There would be talks “aimed at addressing the companies’ proposals on the changing needs and expectations of passengers as well as unlocking further increases for staff”.
The goal is to ensure a stable and lasting future for the railway and its employees.
A representative from the Department for Transport (DfT) stated: “We are pleased that the RMT is presenting this just and sensible proposal to its members for a vote, which is a positive move towards resolving this conflict.”
The proposal from the Rail Delivery Group includes a promise to avoid any forced layoffs and provide an equitable salary increase, while also implementing necessary changes to ensure the sustainability of our railway system in the future.
We hope members of the RMT will acknowledge the advantages, agree to this proposal, and cease the RMT’s strike.
Is everything finished by Christmas?
Not even close. The conflict between Aslef and the opposing party remains unresolved.

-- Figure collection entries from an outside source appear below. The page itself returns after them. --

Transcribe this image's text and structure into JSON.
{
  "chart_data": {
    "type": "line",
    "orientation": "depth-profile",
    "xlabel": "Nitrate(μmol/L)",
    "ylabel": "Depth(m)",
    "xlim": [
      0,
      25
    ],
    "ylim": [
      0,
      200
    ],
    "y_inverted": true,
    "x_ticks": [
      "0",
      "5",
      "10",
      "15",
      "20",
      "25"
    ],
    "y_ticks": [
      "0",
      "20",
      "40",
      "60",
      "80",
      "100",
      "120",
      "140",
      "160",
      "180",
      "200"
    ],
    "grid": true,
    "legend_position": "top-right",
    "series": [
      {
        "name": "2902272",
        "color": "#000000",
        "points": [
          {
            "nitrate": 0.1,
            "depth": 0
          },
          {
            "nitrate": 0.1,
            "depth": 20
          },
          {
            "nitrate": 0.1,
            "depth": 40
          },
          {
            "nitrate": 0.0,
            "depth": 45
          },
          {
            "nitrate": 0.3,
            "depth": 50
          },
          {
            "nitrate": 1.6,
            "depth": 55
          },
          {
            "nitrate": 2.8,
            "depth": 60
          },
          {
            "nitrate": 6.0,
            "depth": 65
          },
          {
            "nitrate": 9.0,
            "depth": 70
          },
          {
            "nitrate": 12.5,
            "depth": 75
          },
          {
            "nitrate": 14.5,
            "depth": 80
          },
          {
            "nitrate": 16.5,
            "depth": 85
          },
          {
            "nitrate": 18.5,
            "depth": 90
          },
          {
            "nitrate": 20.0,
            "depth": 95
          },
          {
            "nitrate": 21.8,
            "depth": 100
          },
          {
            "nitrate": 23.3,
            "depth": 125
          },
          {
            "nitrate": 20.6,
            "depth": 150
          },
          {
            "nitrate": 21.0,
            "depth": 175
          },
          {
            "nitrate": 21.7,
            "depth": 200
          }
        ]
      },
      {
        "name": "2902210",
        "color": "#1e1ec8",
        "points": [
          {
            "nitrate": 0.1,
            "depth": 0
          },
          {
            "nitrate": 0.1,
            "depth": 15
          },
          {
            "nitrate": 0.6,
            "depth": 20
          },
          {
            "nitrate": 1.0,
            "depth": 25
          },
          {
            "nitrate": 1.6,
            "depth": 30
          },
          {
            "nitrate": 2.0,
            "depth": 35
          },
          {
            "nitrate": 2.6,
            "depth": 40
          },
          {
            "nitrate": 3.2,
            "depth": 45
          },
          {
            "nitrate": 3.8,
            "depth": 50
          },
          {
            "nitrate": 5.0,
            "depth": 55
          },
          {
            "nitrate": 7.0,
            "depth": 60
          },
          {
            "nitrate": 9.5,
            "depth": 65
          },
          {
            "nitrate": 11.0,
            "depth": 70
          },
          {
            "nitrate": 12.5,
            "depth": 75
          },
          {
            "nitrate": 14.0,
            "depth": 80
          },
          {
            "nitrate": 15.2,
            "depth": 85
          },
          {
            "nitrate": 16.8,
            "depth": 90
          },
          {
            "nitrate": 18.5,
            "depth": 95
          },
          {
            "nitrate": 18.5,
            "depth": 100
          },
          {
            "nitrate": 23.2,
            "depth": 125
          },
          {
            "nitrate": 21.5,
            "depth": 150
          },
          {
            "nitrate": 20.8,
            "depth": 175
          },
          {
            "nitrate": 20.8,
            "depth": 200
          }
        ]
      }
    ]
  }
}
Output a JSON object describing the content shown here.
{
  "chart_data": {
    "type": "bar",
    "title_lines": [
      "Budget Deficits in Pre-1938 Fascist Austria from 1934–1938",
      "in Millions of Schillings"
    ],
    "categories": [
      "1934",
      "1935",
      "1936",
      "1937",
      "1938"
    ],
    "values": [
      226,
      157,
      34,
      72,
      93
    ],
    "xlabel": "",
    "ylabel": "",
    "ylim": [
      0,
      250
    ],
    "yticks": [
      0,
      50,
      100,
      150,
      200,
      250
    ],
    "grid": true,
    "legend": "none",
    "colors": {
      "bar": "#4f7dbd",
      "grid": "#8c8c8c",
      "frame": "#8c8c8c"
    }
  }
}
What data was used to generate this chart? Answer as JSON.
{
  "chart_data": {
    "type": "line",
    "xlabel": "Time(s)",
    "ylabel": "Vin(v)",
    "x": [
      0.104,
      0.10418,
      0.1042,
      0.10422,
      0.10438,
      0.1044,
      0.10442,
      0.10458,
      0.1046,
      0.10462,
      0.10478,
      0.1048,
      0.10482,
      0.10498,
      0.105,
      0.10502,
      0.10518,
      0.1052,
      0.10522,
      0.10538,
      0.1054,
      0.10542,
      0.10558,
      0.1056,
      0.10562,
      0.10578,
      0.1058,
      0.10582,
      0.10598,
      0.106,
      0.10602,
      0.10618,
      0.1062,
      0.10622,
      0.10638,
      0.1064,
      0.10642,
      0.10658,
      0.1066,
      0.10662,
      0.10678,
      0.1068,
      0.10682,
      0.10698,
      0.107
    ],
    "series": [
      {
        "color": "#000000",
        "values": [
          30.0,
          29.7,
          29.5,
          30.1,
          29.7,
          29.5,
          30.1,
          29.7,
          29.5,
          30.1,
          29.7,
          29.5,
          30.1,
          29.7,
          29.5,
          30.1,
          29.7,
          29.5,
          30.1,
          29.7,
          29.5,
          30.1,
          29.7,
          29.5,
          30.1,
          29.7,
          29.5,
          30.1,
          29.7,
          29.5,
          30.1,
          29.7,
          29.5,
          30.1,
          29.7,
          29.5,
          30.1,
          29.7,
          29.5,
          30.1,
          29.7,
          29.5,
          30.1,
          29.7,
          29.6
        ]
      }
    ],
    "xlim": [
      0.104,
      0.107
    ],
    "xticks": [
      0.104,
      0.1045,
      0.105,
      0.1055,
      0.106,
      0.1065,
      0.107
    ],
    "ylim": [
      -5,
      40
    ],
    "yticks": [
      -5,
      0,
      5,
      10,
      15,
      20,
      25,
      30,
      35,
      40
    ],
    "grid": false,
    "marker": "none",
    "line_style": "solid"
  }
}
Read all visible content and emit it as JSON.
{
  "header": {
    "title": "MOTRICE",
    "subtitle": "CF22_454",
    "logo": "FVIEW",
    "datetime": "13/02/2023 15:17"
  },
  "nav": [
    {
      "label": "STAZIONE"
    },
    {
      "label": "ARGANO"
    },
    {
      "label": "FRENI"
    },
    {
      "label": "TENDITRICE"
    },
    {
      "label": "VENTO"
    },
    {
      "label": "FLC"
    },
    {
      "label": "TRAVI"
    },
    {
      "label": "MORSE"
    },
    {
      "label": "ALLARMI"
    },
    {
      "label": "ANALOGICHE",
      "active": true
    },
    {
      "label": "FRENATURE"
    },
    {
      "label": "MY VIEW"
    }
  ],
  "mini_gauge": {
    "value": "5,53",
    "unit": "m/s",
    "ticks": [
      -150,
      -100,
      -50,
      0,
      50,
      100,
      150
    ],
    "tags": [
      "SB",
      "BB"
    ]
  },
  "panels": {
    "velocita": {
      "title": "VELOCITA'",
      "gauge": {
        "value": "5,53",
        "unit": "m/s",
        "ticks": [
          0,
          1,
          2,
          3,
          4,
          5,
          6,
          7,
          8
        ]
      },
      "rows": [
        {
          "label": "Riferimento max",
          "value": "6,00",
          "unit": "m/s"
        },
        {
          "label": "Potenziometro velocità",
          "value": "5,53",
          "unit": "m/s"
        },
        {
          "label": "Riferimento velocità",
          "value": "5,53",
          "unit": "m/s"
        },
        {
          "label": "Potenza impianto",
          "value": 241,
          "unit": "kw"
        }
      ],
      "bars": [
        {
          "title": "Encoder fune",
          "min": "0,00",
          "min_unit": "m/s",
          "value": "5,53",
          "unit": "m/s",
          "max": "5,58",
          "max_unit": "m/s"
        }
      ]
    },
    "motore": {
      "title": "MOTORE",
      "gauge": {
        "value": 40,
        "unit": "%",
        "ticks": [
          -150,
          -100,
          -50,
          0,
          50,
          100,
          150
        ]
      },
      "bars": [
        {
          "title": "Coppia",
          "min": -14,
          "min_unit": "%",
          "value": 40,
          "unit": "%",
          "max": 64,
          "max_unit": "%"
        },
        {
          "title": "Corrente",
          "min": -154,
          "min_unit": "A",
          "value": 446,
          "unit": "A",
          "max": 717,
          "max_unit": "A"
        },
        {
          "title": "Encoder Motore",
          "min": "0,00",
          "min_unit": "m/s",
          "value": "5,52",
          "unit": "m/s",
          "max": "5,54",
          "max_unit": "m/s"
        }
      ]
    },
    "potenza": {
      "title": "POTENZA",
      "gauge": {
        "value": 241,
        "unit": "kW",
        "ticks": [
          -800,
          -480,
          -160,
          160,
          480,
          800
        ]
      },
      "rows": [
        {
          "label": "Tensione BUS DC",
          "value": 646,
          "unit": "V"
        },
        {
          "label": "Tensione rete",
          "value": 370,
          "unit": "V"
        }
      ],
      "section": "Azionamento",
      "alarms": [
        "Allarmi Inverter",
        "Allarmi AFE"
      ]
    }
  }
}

The labor union for train operators last participated in a nationwide strike on October 4th. Although there are no scheduled strikes in November, it is probable that more strikes will occur leading up to Christmas and potentially in the beginning of the new year.
Mick Whelan, the general secretary of Aslef, expressed to The Independent that he believes a new government may be required in order to achieve harmony in the workplace.
The speaker stated that this is a political disagreement instigated by the government. They believe that if it were an issue in the industrial sector, involving only employers and unions, it would have already been settled.
He referred to the modifications outlined in the agreement as a “land grab” for terms and conditions, resulting in a 20% decrease in pay.
According to Mr. Whelan, the government needs to provide a solution before the industrial action comes to an end.